Research Projects

Understanding the wetting process of a droplet on a solid surface is especially helpful since it is widely applicable in various fields. For instance, in the inkjet printing process, the ink droplets should be deposited where they are expected to be. If the ink droplet rebounds after impacting the paper (a solid surface) and is eventually located somewhere unexpected, the quality of the printing might not be satisfactory.[1] The wetting process is influenced by multiple parameters, including surface tension, liquid viscosity and impact velocity. Dimensionless Reynolds and Weber numbers given as a ratio of these parameters explain the wetting behavior.[2] However, such classical explanations lack a consideration of surface roughness, which is not only critical to superhydrophobicity but also indispensable in natural solid surfaces, thus its effect to the wetting process needs to be understood.

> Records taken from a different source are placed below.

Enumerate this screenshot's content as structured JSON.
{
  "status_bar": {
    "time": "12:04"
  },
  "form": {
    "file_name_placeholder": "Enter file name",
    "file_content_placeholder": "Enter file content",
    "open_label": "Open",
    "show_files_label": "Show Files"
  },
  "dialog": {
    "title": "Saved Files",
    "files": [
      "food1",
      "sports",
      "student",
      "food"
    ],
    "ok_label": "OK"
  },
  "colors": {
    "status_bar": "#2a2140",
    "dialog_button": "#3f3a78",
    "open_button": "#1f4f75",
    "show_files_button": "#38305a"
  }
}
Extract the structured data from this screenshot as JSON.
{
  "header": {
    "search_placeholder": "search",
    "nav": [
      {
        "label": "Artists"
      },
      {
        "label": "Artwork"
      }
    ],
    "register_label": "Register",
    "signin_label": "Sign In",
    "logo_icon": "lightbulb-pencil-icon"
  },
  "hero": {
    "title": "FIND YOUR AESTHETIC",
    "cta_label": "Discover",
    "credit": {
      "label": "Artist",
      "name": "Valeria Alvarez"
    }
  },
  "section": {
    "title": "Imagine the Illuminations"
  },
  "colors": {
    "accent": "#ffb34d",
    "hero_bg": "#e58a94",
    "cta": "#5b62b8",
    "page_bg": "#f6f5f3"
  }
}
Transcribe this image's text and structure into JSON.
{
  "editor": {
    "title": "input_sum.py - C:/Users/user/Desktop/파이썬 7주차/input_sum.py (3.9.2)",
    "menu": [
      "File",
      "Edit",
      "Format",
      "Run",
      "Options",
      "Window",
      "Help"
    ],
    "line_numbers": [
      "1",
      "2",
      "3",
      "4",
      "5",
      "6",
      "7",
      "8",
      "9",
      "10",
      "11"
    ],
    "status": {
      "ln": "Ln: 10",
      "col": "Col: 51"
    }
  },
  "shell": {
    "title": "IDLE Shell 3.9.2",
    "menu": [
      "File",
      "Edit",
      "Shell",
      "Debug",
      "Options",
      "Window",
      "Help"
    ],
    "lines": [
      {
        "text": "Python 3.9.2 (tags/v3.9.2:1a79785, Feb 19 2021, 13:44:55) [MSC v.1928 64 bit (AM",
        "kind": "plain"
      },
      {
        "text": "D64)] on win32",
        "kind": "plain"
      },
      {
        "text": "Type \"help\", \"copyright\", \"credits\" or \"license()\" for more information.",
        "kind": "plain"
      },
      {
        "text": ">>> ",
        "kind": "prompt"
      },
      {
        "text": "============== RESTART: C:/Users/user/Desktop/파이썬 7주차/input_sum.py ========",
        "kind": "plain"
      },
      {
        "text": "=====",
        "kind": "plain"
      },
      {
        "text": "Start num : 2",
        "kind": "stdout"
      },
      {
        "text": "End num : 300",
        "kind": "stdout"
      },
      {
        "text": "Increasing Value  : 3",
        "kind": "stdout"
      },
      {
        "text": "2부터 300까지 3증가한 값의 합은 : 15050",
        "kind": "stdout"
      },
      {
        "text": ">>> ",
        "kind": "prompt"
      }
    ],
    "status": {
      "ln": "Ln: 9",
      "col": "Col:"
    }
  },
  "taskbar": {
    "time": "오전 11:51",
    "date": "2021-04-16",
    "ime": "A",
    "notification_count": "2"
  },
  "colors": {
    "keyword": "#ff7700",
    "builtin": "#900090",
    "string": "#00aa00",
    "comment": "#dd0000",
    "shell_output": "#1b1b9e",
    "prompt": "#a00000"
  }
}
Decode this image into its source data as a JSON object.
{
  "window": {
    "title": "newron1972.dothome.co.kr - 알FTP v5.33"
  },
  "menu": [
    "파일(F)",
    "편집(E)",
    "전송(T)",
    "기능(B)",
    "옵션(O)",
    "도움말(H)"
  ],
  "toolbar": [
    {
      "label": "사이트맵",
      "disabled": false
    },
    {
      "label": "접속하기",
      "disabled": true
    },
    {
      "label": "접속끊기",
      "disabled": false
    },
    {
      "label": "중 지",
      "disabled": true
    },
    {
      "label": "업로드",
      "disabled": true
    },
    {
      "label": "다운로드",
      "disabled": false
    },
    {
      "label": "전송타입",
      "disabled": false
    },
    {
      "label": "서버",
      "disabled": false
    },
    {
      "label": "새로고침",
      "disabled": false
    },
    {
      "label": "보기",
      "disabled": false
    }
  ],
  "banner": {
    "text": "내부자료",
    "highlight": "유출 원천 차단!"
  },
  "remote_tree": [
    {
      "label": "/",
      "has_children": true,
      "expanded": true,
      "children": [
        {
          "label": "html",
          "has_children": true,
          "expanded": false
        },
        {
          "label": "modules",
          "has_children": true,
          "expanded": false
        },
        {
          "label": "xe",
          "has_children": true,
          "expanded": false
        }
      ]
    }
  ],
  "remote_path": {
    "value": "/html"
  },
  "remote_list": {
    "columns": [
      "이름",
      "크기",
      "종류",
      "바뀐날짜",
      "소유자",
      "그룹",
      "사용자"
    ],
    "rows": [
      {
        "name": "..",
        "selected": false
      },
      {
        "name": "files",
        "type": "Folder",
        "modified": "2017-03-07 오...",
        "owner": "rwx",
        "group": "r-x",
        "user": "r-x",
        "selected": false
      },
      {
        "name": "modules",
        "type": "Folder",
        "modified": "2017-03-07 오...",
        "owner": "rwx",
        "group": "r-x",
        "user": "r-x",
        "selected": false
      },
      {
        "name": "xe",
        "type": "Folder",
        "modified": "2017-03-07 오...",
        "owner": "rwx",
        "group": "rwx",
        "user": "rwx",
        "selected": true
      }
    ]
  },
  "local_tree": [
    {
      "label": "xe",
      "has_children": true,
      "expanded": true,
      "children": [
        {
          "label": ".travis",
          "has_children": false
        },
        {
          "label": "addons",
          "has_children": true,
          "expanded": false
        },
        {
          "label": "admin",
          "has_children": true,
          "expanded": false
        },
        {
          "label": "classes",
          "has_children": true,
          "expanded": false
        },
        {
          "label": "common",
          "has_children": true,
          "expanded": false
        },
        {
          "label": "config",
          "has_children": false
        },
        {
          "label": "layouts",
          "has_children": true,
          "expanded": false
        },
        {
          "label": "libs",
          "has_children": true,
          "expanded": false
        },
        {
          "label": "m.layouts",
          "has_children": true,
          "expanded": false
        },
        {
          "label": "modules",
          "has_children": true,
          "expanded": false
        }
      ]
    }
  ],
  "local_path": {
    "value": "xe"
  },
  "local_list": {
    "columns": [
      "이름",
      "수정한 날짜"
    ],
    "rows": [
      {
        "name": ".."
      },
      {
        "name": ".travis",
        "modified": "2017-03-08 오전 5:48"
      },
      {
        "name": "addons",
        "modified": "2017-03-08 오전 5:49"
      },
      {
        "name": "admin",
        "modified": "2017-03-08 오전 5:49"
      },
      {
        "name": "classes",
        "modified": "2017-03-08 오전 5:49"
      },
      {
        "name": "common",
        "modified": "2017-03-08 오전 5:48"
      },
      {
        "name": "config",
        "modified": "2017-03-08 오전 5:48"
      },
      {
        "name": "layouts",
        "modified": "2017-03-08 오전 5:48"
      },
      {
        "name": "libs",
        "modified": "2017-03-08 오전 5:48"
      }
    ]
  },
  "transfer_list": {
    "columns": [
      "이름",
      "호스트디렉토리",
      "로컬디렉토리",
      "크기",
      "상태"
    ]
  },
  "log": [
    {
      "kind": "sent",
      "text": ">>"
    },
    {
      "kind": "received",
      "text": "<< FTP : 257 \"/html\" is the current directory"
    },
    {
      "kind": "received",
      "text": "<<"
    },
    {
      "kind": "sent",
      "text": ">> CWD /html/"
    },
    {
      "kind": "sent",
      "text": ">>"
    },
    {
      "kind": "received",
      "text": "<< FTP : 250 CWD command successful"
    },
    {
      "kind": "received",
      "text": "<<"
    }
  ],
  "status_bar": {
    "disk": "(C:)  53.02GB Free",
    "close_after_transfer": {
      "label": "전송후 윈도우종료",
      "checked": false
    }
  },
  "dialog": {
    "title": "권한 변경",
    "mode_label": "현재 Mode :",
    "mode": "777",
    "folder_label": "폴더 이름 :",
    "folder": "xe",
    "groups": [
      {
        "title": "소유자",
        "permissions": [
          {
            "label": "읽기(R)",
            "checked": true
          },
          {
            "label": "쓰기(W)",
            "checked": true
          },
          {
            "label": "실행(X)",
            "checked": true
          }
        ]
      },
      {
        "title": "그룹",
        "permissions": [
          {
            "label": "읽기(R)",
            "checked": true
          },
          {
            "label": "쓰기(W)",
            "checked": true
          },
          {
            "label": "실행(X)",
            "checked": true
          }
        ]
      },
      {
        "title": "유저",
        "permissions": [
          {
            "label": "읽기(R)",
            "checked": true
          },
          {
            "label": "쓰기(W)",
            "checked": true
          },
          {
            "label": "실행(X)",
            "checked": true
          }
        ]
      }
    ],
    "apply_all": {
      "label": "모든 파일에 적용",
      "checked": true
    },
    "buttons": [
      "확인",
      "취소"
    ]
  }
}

Molecular simulation study has advantages of studying the wetting as it provides an explicit view of the process in a molecular level and enables a wider parameters space compared to experiments. For example, the degree of wetting can be varied simply by adjusting the solid-liquid interaction parameter in the simulation, while in a laboratory it could be done by changing the substrate (surface) or the droplet.[3] In this work, we use Multi-body Dissipative Particle Dynamic (MDPD), which is a useful tool to investigate details of the wetting process. You will learn the background knowledge of droplet wetting (dynamic & static) on hydrophobic surfaces and MDPD simulation. Then you will conduct simulations of static and dynamic wetting process of droplet on hydrophobic surfaces under various surface and impact conditions. You will also learn how to interpret the droplet behavior during the wetting process and the underlying mechanism by analyzing essential parameters that characterize the impact process, such as dynamic contact angle, spreading factor, contact line velocity and the contact line friction coefficient. You will also compare the results of to those from the Molecular Kinetic Theory (MKT).[3]

This Project is supervised by Prof. Dr. Florian Müller-Plathe and Dejian Qiu (M.Sc.).